The rotator cuff is the group of four tendons that stabilize the shoulder joint and help to lift the arms overhead. The tendons connect to the four muscles that move the shoulder. Rotator cuff damage can occur from an acute injury or as a result of repetitive strains and wear and tear to the tendons. This happens more often in people who do work or play sports that involve repetitive, overhead movements, such as tennis. Minor strain injuries can progress to a partial tear of the tendons or a complete rupture of the muscles with loss of shoulder joint function. However, a complete tear can also occur without symptoms; this often occurs in older adults who are less active.
Pain from a rotator cuff injury can develop gradually, beginning at the time of the injury or days afterward. Over time, the pain will continue to grow in intensity until moving the shoulder joint at all causes extreme discomfort.
Pain from a rotator cuff injury will be felt in the front and side of the shoulder, not surprisingly. The sensation often intensifies when the individual lifts their arms above their shoulders or up to the side and may be most noticeable during activities such as swimming or playing golf or tennis. Sometimes, the pain will spread from the shoulder to affect the upper arm and possibly the elbow as well.
People with rotator cuff disease usually find it difficult to lift the arm overhead or away from the body, thus decreasing the arm's full range of motion. If rotator cuff disease involves severe tears of the rotator cuff tendons, an individual may find it impossible to hold their arm up. Generally, he or she will be able to lift the arm slightly, but not as high as the shoulder. Simple tasks such as brushing the hair or reaching for an object on a high shelf may become difficult or impossible.
Some people with rotator cuff injuries hear loud clicking, popping, or cracking sounds when lifting their affected arm. This sound, called crepitus, may become worse over time and are more pronounced when moving the arm or shoulder into certain positions.
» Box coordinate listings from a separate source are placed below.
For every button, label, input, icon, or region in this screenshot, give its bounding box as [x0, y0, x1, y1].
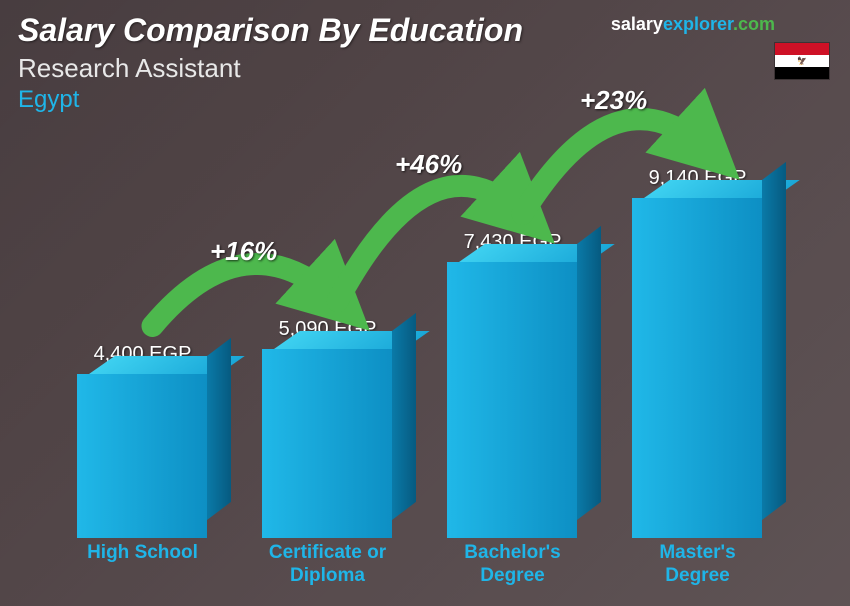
brand-part2: explorer [663, 14, 733, 34]
brand-part1: salary [611, 14, 663, 34]
arc-2 [50, 128, 790, 538]
x-label-3: Master'sDegree [616, 538, 779, 588]
flag-icon: 🦅 [774, 42, 830, 80]
arc-label-2: +23% [580, 85, 647, 116]
page-subtitle: Research Assistant [18, 53, 832, 84]
page-country: Egypt [18, 86, 832, 114]
brand-logo: salaryexplorer.com [611, 14, 775, 35]
brand-part3: .com [733, 14, 775, 34]
salary-chart: 4,400 EGP5,090 EGP7,430 EGP9,140 EGP Hig… [50, 128, 790, 588]
x-label-2: Bachelor'sDegree [431, 538, 594, 588]
x-label-0: High School [61, 538, 224, 588]
x-label-1: Certificate orDiploma [246, 538, 409, 588]
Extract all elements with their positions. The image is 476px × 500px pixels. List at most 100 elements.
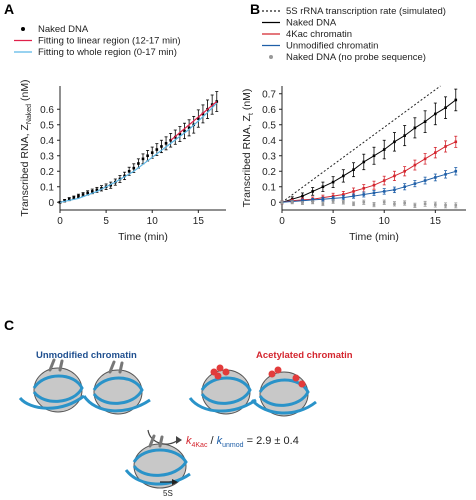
series-1-point: [434, 112, 437, 116]
series-3-line: [281, 170, 456, 203]
series-4-point: [280, 200, 284, 204]
y-tick-label: 0: [48, 198, 54, 209]
series-0-point: [137, 162, 140, 165]
y-tick-label: 0.3: [262, 151, 276, 162]
series-3-point: [423, 179, 427, 182]
series-1-point: [342, 174, 345, 178]
series-4-point: [372, 203, 376, 206]
series-1-line: [281, 99, 457, 203]
chart-b-legend: 5S rRNA transcription rate (simulated)Na…: [262, 6, 446, 63]
series-0-point: [160, 145, 163, 148]
legend-label: Fitting to linear region (12-17 min): [38, 36, 181, 47]
series-2-line: [59, 102, 218, 203]
series-0-point: [81, 193, 85, 196]
series-4-point: [454, 204, 458, 207]
x-tick-label: 5: [330, 216, 336, 227]
series-1-point: [403, 134, 406, 137]
y-tick-label: 0.6: [40, 105, 54, 116]
series-2-point: [352, 190, 355, 193]
acetylated-chromatin-title: Acetylated chromatin: [256, 350, 353, 361]
series-4-point: [382, 200, 386, 204]
series-3-point: [393, 188, 396, 192]
series-1-point: [382, 148, 386, 151]
x-tick-label: 10: [147, 216, 159, 227]
series-3-point: [454, 169, 458, 173]
label-5s: 5S: [163, 489, 173, 498]
acetylated-nucleosome-2: [250, 366, 317, 417]
series-0-point: [77, 194, 80, 198]
unmodified-nucleosome-1: [18, 358, 85, 413]
series-3-point: [382, 190, 386, 193]
series-0-point: [67, 197, 71, 201]
series-4-point: [321, 202, 325, 206]
series-4-point: [301, 201, 304, 205]
legend-label: 5S rRNA transcription rate (simulated): [286, 6, 446, 17]
series-2-point: [444, 145, 447, 148]
series-0-point: [210, 103, 214, 106]
y-tick-label: 0.5: [262, 120, 276, 131]
series-1-point: [321, 185, 325, 189]
series-4-point: [331, 200, 335, 203]
legend-label: Naked DNA (no probe sequence): [286, 52, 426, 63]
series-4-point: [434, 203, 437, 206]
legend-label: Naked DNA: [38, 24, 89, 35]
series-0-point: [109, 183, 113, 187]
series-2-point: [393, 174, 396, 178]
series-3-point: [301, 199, 304, 202]
series-0-point: [178, 132, 182, 136]
x-tick-label: 15: [193, 216, 205, 227]
series-1-point: [311, 190, 314, 193]
series-3-point: [321, 197, 325, 201]
legend-swatch: [269, 55, 273, 59]
unmodified-nucleosome-2: [82, 360, 151, 415]
series-0-point: [132, 166, 136, 170]
chart-a: 0 5 10 15 0 0.1 0.2 0.3 0.4 0.5 0.6 Time (min) Trans…: [14, 24, 226, 243]
rate-ratio-equation: k4Kac / kunmod = 2.9 ± 0.4: [186, 435, 299, 449]
x-tick-label: 0: [279, 216, 285, 227]
chart-a-axes: 0 5 10 15 0 0.1 0.2 0.3 0.4 0.5 0.6 Time (min) Trans…: [19, 79, 226, 243]
series-1-point: [454, 98, 458, 102]
y-tick-label: 0.7: [262, 89, 276, 100]
y-tick-label: 0.4: [262, 136, 276, 147]
series-3-point: [352, 194, 355, 198]
series-1-point: [372, 154, 376, 158]
series-2-point: [423, 157, 427, 161]
series-1-point: [362, 160, 366, 164]
series-3-point: [372, 191, 376, 195]
legend-label: 4Kac chromatin: [286, 29, 352, 40]
series-0-point: [127, 169, 131, 173]
series-4-point: [352, 202, 355, 206]
series-3-point: [434, 176, 437, 179]
series-0-point: [100, 187, 103, 190]
y-tick-label: 0.1: [262, 182, 276, 193]
y-tick-label: 0: [270, 198, 276, 209]
series-0-point: [187, 126, 191, 130]
x-axis-label: Time (min): [349, 231, 399, 243]
series-0-line: [281, 85, 441, 203]
series-0-point: [86, 191, 89, 195]
series-1-point: [413, 126, 417, 130]
series-0-point: [150, 151, 154, 154]
series-0-point: [146, 154, 149, 158]
acetylated-nucleosome-1: [188, 364, 257, 415]
series-2-line: [281, 141, 457, 203]
series-3-point: [444, 173, 447, 176]
series-1-point: [393, 140, 396, 144]
series-1-point: [331, 180, 335, 184]
series-3-point: [311, 198, 314, 202]
series-0-point: [155, 148, 159, 151]
series-2-point: [372, 183, 376, 187]
x-axis-label: Time (min): [118, 231, 168, 243]
series-1-point: [444, 106, 447, 109]
series-2-point: [342, 193, 345, 196]
legend-label: Naked DNA: [286, 18, 337, 29]
series-0-point: [197, 117, 200, 120]
panel-label-c: C: [4, 317, 14, 333]
series-4-point: [423, 202, 427, 206]
unmodified-chromatin-title: Unmodified chromatin: [36, 350, 137, 361]
series-1-line: [170, 101, 218, 141]
series-3-point: [403, 185, 406, 189]
series-0-point: [95, 188, 99, 192]
series-4-point: [362, 200, 366, 204]
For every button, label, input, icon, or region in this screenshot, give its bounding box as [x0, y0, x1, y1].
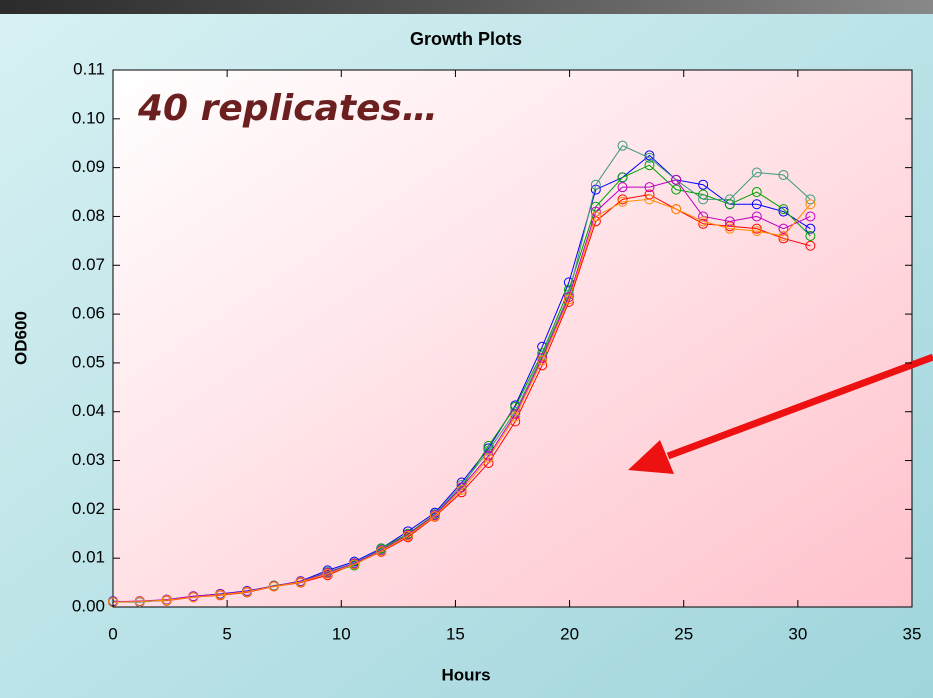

The pain from rotator cuff disease often worsens in the evening and can be most severe at night when resting or lying on the affected shoulder. Later stages of the disease can cause pain so severe that individuals require painkillers to sleep.
Over time, rotator cuff disease can cause the shoulder to become stiffer due to inflammation and the continued lack of movement. Some people develop frozen shoulder, which can last for months or years even after the rotator cuff injury is addressed. Most people with frozen shoulder feel moderate to severe pain for the first two to nine months. Then, the pain diminishes somewhat. However, increasing stiffness follows this stage, and may also involve tenderness around the injured tendons. Physical therapy is important for recovering full mobility of the affected shoulder.
This symptom is uncommon but may develop in people with severe rotator cuff disease, most commonly a tear in the rotator cuff. The shoulder and connecting tissue begin to bruise and become swollen. These symptoms exacerbate the muscle weakness that can become worse over time, especially if the shoulder continues to be too painful or stiff to complete its full range of motion.
Though a rotator cuff injury can cause many symptoms, sometimes the condition is asymptomatic. In these cases, a person may not be aware they have injured their shoulder until they require medical imaging or another diagnostic procedure for minor issues or another problem entirely. Even mild shoulder pain should be examined by a physician if it does not ease or resolve within a few weeks.